En Italie Trin est tombé entre les mains des François le 27 de Septembre; mille gens de pied et quatre cents à cheval y sont sortis, et servira cette conqueste pour asseurer Casal et la navigation du Po du costé [de] Piedmont et pour incommoder Pont de Stura. Les Toscans continuent à assieger Cisterna et ceux de Venise Lagoscuro. En Espagne les Castellans qui estoient venus en Catalogne sont repassés la riviere de Zinqua vers l'Arragon et le marescal de La Motte-Odincourt, qui s'estoit tenu entre Fragues et Lerida a, ce dict-on, faict un pont sur la mesme riviere pour talonner les ennemis. Les Grisons donnent passage à quatre mille hommes allants au service de Venise.4
Deux gentilhommes, amis ou domestiques du duc de Vendosme, ont esté mis à la Bastille pour voir si on peut par ce moyen trouver des tesmoigns contre le duc de Beaufort qui manquent jusqu'à present. On a suspendu les payemens des arrerages deus par le roy et veut-on que tous les officiers donnent une somme pour se resjouir de l'advenement du roy à la couronne. Monsieur d'Avaux s'arreste encore en ses maisons et mene avecq lui l'ambassadeur de Portugal, prenant le chemin de la Meuse comme aussi fera monsieur de Servien. Monsieur Godefroi, qui servira de conseil aux ambassadeurs, ira par mer. La reine est entrée au palais qui a esté au feu cardinal. Au bout de cela est un jardin et au bout du jardin le logis du nouveau cardinal et un bon corps de guarde entre ce giardin et la porte de son Eminence.
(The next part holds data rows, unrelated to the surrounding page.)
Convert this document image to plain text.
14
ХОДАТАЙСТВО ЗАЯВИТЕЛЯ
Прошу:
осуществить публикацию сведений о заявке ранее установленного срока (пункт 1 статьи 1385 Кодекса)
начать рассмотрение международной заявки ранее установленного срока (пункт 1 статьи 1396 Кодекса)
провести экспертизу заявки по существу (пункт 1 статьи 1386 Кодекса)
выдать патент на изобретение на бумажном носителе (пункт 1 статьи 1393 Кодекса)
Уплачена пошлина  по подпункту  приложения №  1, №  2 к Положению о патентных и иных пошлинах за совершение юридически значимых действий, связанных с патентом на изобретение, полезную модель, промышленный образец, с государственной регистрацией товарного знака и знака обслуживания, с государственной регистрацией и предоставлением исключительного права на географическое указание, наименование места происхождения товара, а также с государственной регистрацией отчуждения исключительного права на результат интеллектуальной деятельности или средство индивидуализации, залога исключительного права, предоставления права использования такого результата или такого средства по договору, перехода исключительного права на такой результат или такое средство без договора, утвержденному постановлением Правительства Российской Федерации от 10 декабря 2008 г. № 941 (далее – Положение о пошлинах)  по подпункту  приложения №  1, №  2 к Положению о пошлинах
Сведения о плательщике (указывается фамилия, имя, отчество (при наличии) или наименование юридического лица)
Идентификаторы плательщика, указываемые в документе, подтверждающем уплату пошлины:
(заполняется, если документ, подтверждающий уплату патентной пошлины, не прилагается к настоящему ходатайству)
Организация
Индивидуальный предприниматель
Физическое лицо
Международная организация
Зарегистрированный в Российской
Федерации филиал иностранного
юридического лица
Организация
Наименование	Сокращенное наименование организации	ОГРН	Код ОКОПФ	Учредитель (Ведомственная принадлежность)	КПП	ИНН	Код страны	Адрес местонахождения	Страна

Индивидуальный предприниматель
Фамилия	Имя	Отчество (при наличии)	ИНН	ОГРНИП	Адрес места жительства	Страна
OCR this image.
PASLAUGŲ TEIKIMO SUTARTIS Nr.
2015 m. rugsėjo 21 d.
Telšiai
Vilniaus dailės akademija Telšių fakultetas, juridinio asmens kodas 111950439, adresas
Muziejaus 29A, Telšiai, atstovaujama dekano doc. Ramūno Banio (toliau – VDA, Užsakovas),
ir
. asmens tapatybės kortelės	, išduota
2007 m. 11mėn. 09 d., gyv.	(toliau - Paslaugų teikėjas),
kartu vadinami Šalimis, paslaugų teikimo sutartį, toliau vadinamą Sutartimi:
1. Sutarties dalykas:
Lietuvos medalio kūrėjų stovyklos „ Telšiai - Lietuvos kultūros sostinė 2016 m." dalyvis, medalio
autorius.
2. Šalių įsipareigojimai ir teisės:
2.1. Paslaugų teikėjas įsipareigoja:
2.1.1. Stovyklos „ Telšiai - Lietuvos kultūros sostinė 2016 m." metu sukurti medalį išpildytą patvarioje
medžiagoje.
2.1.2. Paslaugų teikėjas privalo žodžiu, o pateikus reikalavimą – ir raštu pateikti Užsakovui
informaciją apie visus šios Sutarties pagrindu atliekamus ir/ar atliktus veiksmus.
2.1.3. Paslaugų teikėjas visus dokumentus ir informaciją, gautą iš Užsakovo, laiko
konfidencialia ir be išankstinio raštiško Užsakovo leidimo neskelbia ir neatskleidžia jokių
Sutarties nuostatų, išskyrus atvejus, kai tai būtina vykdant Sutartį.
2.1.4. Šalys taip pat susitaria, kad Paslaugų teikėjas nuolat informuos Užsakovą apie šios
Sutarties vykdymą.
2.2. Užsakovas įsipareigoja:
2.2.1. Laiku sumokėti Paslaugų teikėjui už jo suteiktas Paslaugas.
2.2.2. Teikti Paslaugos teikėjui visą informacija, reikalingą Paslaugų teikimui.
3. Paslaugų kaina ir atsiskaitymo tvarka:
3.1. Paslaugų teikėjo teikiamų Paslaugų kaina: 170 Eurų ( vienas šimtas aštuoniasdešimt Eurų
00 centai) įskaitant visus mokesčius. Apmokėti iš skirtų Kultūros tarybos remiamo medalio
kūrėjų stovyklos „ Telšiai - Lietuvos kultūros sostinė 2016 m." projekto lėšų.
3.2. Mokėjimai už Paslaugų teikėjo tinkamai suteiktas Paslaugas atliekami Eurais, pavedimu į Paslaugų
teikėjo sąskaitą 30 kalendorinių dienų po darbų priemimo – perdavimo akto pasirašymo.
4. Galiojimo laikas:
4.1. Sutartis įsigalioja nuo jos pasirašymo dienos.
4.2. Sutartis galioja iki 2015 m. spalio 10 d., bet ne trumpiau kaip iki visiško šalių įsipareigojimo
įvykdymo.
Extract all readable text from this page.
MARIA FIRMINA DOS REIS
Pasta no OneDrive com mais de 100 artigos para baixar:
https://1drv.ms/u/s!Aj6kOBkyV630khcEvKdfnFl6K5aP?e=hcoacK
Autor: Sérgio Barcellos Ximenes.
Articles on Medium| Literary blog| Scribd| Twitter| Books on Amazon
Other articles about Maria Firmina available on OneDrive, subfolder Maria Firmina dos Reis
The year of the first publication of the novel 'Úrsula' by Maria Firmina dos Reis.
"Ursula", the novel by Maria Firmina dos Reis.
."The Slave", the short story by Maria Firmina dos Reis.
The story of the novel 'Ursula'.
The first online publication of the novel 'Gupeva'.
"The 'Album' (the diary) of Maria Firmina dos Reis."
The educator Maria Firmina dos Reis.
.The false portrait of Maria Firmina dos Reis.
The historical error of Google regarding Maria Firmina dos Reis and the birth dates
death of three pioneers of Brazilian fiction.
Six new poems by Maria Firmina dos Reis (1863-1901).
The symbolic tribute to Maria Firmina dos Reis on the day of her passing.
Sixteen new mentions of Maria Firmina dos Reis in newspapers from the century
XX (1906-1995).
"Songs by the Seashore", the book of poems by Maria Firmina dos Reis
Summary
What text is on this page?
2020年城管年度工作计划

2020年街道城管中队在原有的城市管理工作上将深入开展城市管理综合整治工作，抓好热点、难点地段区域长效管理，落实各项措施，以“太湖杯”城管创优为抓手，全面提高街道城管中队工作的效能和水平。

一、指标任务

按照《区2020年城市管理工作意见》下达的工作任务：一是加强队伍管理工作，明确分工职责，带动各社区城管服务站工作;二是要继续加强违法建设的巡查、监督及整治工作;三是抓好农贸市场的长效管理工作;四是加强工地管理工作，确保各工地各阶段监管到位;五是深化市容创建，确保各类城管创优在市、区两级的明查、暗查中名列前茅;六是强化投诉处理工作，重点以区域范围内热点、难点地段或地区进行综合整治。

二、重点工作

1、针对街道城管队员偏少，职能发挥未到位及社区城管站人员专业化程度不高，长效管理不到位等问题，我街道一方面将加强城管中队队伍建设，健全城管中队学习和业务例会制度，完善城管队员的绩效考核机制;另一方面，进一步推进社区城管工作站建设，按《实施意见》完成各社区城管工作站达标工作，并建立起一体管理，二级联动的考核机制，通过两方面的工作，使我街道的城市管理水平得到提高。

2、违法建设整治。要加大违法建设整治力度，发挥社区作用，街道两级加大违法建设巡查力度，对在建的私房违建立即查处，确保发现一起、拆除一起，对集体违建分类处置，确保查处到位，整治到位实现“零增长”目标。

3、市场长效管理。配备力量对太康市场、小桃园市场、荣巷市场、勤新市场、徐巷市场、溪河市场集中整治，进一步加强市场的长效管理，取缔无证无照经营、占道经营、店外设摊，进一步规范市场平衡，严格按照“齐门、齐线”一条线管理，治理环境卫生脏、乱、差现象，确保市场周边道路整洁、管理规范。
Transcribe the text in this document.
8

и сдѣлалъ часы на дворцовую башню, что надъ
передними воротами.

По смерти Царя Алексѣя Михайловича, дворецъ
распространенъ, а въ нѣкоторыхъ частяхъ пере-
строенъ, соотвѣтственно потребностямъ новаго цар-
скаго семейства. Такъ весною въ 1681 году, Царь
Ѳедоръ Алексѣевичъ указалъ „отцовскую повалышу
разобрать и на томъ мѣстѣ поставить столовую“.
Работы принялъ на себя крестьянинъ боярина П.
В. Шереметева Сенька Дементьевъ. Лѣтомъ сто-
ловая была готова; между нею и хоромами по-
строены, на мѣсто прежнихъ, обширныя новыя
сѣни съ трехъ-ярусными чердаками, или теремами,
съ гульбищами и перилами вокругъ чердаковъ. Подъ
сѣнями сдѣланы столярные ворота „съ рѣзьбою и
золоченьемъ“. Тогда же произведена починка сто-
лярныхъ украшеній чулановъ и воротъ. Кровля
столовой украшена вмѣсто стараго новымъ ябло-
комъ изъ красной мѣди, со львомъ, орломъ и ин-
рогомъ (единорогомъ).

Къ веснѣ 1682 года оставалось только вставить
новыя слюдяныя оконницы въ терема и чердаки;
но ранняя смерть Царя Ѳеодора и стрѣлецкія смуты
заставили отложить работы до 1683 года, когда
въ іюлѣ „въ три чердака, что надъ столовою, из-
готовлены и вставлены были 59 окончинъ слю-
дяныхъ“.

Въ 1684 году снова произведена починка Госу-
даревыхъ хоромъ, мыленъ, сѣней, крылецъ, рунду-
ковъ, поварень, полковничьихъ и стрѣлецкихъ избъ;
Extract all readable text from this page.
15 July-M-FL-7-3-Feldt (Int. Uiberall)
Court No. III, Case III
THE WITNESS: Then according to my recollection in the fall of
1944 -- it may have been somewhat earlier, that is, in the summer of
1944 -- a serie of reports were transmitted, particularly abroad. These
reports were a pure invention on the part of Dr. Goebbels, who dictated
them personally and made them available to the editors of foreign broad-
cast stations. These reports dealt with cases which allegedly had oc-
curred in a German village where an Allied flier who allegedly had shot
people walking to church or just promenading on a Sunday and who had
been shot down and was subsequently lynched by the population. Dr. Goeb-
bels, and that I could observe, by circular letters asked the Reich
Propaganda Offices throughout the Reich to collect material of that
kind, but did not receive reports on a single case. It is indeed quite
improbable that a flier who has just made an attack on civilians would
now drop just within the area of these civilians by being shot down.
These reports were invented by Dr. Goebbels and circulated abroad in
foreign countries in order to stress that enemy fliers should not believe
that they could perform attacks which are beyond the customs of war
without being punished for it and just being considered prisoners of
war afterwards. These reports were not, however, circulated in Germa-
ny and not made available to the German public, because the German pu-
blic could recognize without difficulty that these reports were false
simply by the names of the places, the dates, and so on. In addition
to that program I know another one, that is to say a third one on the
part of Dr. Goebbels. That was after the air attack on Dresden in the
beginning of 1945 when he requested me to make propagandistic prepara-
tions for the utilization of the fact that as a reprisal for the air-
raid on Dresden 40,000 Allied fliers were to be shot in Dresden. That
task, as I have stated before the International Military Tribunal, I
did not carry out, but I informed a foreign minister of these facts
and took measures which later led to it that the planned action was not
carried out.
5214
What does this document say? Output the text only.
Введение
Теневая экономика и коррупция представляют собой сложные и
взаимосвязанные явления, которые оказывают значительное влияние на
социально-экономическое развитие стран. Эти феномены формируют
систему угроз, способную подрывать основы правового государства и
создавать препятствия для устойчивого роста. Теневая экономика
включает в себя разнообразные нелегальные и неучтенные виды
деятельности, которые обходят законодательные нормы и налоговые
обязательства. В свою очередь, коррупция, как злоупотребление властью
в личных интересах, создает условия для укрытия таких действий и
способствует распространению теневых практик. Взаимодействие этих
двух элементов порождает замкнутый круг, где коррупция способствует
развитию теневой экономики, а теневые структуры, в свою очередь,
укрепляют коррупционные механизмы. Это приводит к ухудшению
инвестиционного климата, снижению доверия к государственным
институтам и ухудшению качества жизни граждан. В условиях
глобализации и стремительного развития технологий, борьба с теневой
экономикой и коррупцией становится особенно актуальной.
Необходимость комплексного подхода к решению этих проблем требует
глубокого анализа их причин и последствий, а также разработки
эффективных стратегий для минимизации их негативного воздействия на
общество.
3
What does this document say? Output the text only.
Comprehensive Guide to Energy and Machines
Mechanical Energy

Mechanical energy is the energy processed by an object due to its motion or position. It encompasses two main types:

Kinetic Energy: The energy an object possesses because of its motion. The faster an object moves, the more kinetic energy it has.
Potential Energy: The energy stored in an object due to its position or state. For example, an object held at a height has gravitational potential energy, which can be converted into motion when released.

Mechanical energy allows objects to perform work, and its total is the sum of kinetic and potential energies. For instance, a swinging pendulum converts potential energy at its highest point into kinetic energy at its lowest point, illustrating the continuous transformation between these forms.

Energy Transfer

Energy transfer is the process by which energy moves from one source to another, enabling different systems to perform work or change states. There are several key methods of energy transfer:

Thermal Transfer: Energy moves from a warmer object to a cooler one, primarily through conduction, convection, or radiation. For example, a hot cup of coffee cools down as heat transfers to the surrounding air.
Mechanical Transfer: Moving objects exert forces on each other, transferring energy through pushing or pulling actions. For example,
Nous apprenons d'Angleterre que le combat donné à Neuburi a eu l'evenement egal. Que les parlamentaires après longue deliberation sont resolus de recevoir le comte d'Harcourt avecq les honneurs deus à sa naissance et à son ambassade, quoyque mal satisfaicts de ce qu'il porte deux cens mille escus au roy d'Angleterre. Outre cela sont parties d'icy des armes pour armer douze mille hommes et arrivées à Rouen pour de là estre portées en Angleterre. On parle icy du mariage entre le prince de Gales et la fille du duc d'Orleans.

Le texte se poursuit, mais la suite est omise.